The rest of the crew had been wary at first. Sometimes when Blue disappeared into fixing things it was because she was too mad to talk to either of her crewmates. If Blue, who could out-curse a bankrupt Hutt when she was in the mood, was too mad to talk it was legitimate cause for worry, and when she’d headed through the mess area on her way to today’s project and informed them that anyone who disturbed her would be courting a messy wrench-induced death Jariah had looked sideways at Cade. “She better not be mad because you’re stoopa. I don’t wanna die in a fiery wreck ‘cause you can’t please a woman and she’s too pissed to notice she just wired up the engine to the air supply.” Cade had responded with enthusiastic assurances as to his woman-pleasing capabilities and questioned whether Jariah was, in fact, confused because it had been so long since he had been given the opportunity to even attempt the feat of pleasing a woman. Then he launched into speculation on exactly what his friend might have been attempting to pleasure instead and Blue had rolled her eyes and left them to it. A little later Cade had wandered down to where she was working and made himself a nuisance, but she knew he was concerned. She’d told him the truth, that she was concentrating on making sure a part that should have been replaced a month ago didn’t interact with a part that should have been replaced two months ago in a way that would make the Mynock into a “boom” that even Jariah Syn would have been impressed with in the moments before his incineration. She’d shooed him away from “her engine” just for the pleasure of hearing him pause in the doorway and imagining the internal debate over whether it was more important to remind her exactly who owned the ship or to get laid that night.
All in all things were as close to normal as they ever got between one thing and another. Wayland had been hard, no two ways about it, and the Embrace of Pain and almost dying weren’t things you just laughed off and walked away from. She’d kept Cade company in the nightmares department lately, but at least she had company, at least she could be company. Her boyfriend (they hadn’t really discussed it, neither of them was a Big Relationship Talks kind of person, but mutual professions of love and him tapping in to the light side of the Force to save her life probably made them an item) was as tangled up as he’d always been, a knot of emotion that would have demanded her attention even if she hadn’t wanted to give it, but she could feel the purpose in him now that he was hunting Sith.
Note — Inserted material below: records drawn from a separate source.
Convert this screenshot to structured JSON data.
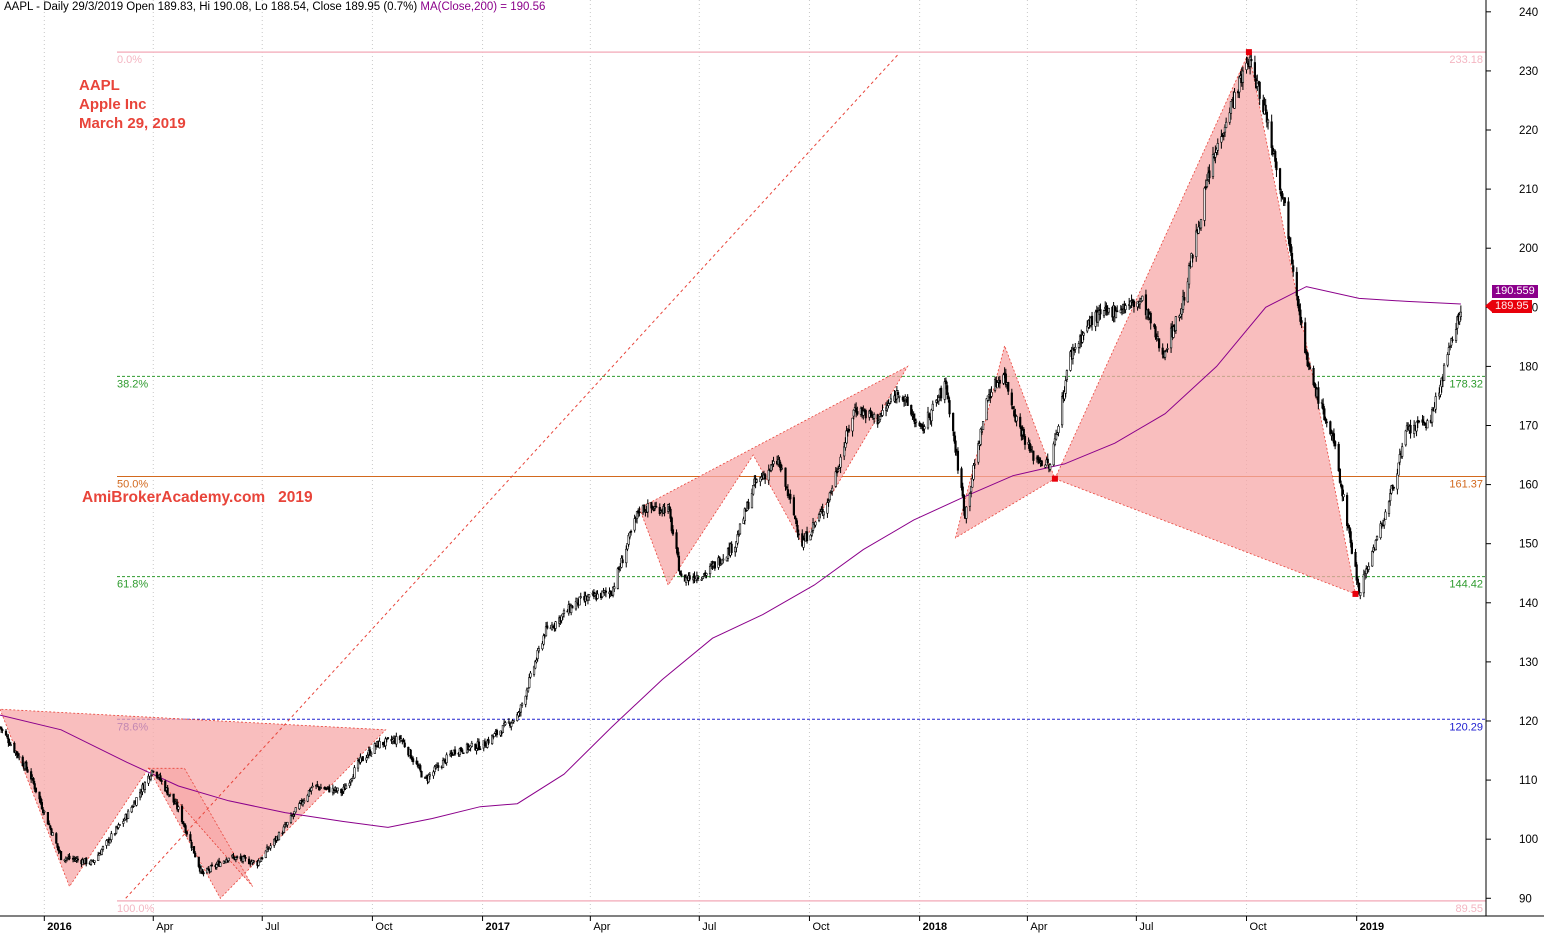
{
  "header": {
    "main": "AAPL - Daily 29/3/2019 Open 189.83, Hi 190.08, Lo 188.54, Close 189.95 (0.7%)",
    "ma": "MA(Close,200) = 190.56"
  },
  "annotation": {
    "symbol": "AAPL",
    "company": "Apple Inc",
    "date": "March 29, 2019",
    "watermark": "AmiBrokerAcademy.com   2019"
  },
  "price_tags": {
    "ma": "190.559",
    "close": "189.95"
  },
  "colors": {
    "candle": "#000000",
    "ma": "#8b008b",
    "pattern_fill": "#f7a8a8",
    "pattern_line": "#e8443a",
    "fib_green": "#2e9b2e",
    "fib_orange": "#d2691e",
    "fib_blue": "#2020d0",
    "fib_pink": "#f4b6c2",
    "close_tag": "#e8000b"
  },
  "chart_data": {
    "type": "line",
    "title": "AAPL - Daily",
    "y_axis_side": "right",
    "ylim": [
      87,
      242
    ],
    "yticks": [
      90,
      100,
      110,
      120,
      130,
      140,
      150,
      160,
      170,
      180,
      190,
      200,
      210,
      220,
      230,
      240
    ],
    "xlim": [
      "2015-11-25",
      "2019-04-19"
    ],
    "xticks": [
      {
        "date": "2016-01-01",
        "label": "2016",
        "bold": true
      },
      {
        "date": "2016-04-01",
        "label": "Apr"
      },
      {
        "date": "2016-07-01",
        "label": "Jul"
      },
      {
        "date": "2016-10-01",
        "label": "Oct"
      },
      {
        "date": "2017-01-01",
        "label": "2017",
        "bold": true
      },
      {
        "date": "2017-04-01",
        "label": "Apr"
      },
      {
        "date": "2017-07-01",
        "label": "Jul"
      },
      {
        "date": "2017-10-01",
        "label": "Oct"
      },
      {
        "date": "2018-01-01",
        "label": "2018",
        "bold": true
      },
      {
        "date": "2018-04-01",
        "label": "Apr"
      },
      {
        "date": "2018-07-01",
        "label": "Jul"
      },
      {
        "date": "2018-10-01",
        "label": "Oct"
      },
      {
        "date": "2019-01-01",
        "label": "2019",
        "bold": true
      }
    ],
    "grid": "vertical dotted",
    "price_series": {
      "name": "AAPL",
      "x": [
        "2015-11-25",
        "2015-12-20",
        "2016-01-15",
        "2016-02-10",
        "2016-03-10",
        "2016-04-01",
        "2016-04-22",
        "2016-05-12",
        "2016-06-03",
        "2016-06-27",
        "2016-07-20",
        "2016-08-12",
        "2016-09-06",
        "2016-09-20",
        "2016-10-05",
        "2016-10-25",
        "2016-11-14",
        "2016-12-09",
        "2017-01-02",
        "2017-01-31",
        "2017-02-22",
        "2017-03-20",
        "2017-04-19",
        "2017-05-12",
        "2017-06-05",
        "2017-06-16",
        "2017-07-07",
        "2017-07-31",
        "2017-08-16",
        "2017-09-05",
        "2017-09-25",
        "2017-10-16",
        "2017-11-08",
        "2017-11-27",
        "2017-12-15",
        "2018-01-02",
        "2018-01-23",
        "2018-02-08",
        "2018-02-27",
        "2018-03-12",
        "2018-03-23",
        "2018-04-05",
        "2018-04-20",
        "2018-05-07",
        "2018-05-25",
        "2018-06-18",
        "2018-07-06",
        "2018-07-23",
        "2018-08-08",
        "2018-08-30",
        "2018-09-14",
        "2018-10-03",
        "2018-10-17",
        "2018-11-02",
        "2018-11-21",
        "2018-12-13",
        "2019-01-03",
        "2019-01-25",
        "2019-02-12",
        "2019-03-04",
        "2019-03-20",
        "2019-03-29"
      ],
      "close": [
        119,
        111,
        97,
        96,
        104,
        112,
        105,
        94,
        97,
        96,
        102,
        109,
        108,
        113,
        116,
        117,
        110,
        115,
        116,
        121,
        135,
        140,
        142,
        156,
        156,
        144,
        145,
        150,
        160,
        164,
        150,
        157,
        173,
        171,
        176,
        169,
        177,
        155,
        175,
        179,
        171,
        165,
        163,
        182,
        188,
        190,
        191,
        182,
        190,
        212,
        222,
        232,
        223,
        207,
        180,
        167,
        142,
        155,
        169,
        171,
        183,
        189.95
      ]
    },
    "moving_average": {
      "name": "MA(Close,200)",
      "x": [
        "2015-11-25",
        "2016-01-15",
        "2016-03-10",
        "2016-04-22",
        "2016-06-03",
        "2016-07-20",
        "2016-09-06",
        "2016-10-14",
        "2016-11-20",
        "2016-12-30",
        "2017-01-30",
        "2017-03-10",
        "2017-04-19",
        "2017-05-31",
        "2017-07-12",
        "2017-08-23",
        "2017-10-05",
        "2017-11-15",
        "2017-12-27",
        "2018-02-08",
        "2018-03-20",
        "2018-05-02",
        "2018-06-13",
        "2018-07-25",
        "2018-09-06",
        "2018-10-17",
        "2018-11-20",
        "2019-01-03",
        "2019-02-12",
        "2019-03-29"
      ],
      "values": [
        121,
        118.5,
        113,
        109,
        106.5,
        104.5,
        103,
        102,
        103.5,
        105.5,
        106,
        111,
        119,
        127,
        134,
        138,
        143,
        149,
        154,
        158,
        161.5,
        163.5,
        167,
        172,
        180,
        190,
        193.5,
        191.5,
        191,
        190.56
      ]
    },
    "fibonacci": [
      {
        "label": "0.0%",
        "value": 233.18,
        "value_label": "233.18",
        "color": "pink"
      },
      {
        "label": "38.2%",
        "value": 178.32,
        "value_label": "178.32",
        "color": "green"
      },
      {
        "label": "50.0%",
        "value": 161.37,
        "value_label": "161.37",
        "color": "orange"
      },
      {
        "label": "61.8%",
        "value": 144.42,
        "value_label": "144.42",
        "color": "green"
      },
      {
        "label": "78.6%",
        "value": 120.29,
        "value_label": "120.29",
        "color": "blue"
      },
      {
        "label": "100.0%",
        "value": 89.55,
        "value_label": "89.55",
        "color": "pink"
      }
    ],
    "trendline": {
      "from": {
        "date": "2016-03-09",
        "price": 90
      },
      "to": {
        "date": "2017-12-15",
        "price": 233
      }
    },
    "patterns": [
      {
        "points": [
          [
            "2015-11-25",
            122
          ],
          [
            "2016-01-22",
            92
          ],
          [
            "2016-03-28",
            112
          ],
          [
            "2016-05-27",
            90
          ],
          [
            "2016-10-12",
            118.5
          ]
        ]
      },
      {
        "points": [
          [
            "2016-03-28",
            112
          ],
          [
            "2016-04-27",
            112
          ],
          [
            "2016-06-23",
            92
          ]
        ]
      },
      {
        "points": [
          [
            "2017-05-12",
            156
          ],
          [
            "2017-06-05",
            143
          ],
          [
            "2017-08-15",
            165
          ],
          [
            "2017-09-25",
            150
          ],
          [
            "2017-12-22",
            180
          ]
        ]
      },
      {
        "points": [
          [
            "2018-01-31",
            151
          ],
          [
            "2018-03-13",
            183.5
          ],
          [
            "2018-04-24",
            161
          ]
        ]
      },
      {
        "points": [
          [
            "2018-04-24",
            161
          ],
          [
            "2018-10-03",
            233.18
          ],
          [
            "2018-12-31",
            141.5
          ]
        ]
      }
    ],
    "pivot_markers": [
      {
        "date": "2018-10-03",
        "price": 233.18
      },
      {
        "date": "2018-04-24",
        "price": 161
      },
      {
        "date": "2018-12-31",
        "price": 141.5
      }
    ],
    "last": {
      "ma": 190.56,
      "close": 189.95
    }
  }
}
Might not have been what she wanted to do with her time, there were still beaches she hadn’t seen on Zeltros, nude beaches, but when you’d decided to throw your lot in with the Skywalker heir in a galaxy ruled by Sith you had to go along with these kinds of things once in a while. At least it kept him going. So she was working on fixing what she could, same as she always did, and trusting that would be enough to keep the Mynock flying straight. To keep all of them flying straight.
She dropped the wrench she’d been using and felt around for her toolkit…which wasn’t where she’d left it. A second later she processed the fact that there was a breeze ghosting across her and that the familiar hums and whirs of the ship had been replaced with the squeal of what sounded like rubber tires and chattering voices. The sounds of a city. What the... she was on her feet with her hand at her blaster before she could even complete the thought. There was no sign of Cade or Jariah anywhere nearby, only someone passing by the entryway to the alley she’d suddenly found herself in. Well, if I’m going to be keep getting karking hauled off I might as well be proactive about it.
“Hey!” she shouted to the passerby, tucking her blaster back into her pants, but keeping a hand on it, “hold up. Got a couple questions.” She strode towards the mouth of the alley, tucked a strand of blue hair behind one ear, and prepared to demand explanations.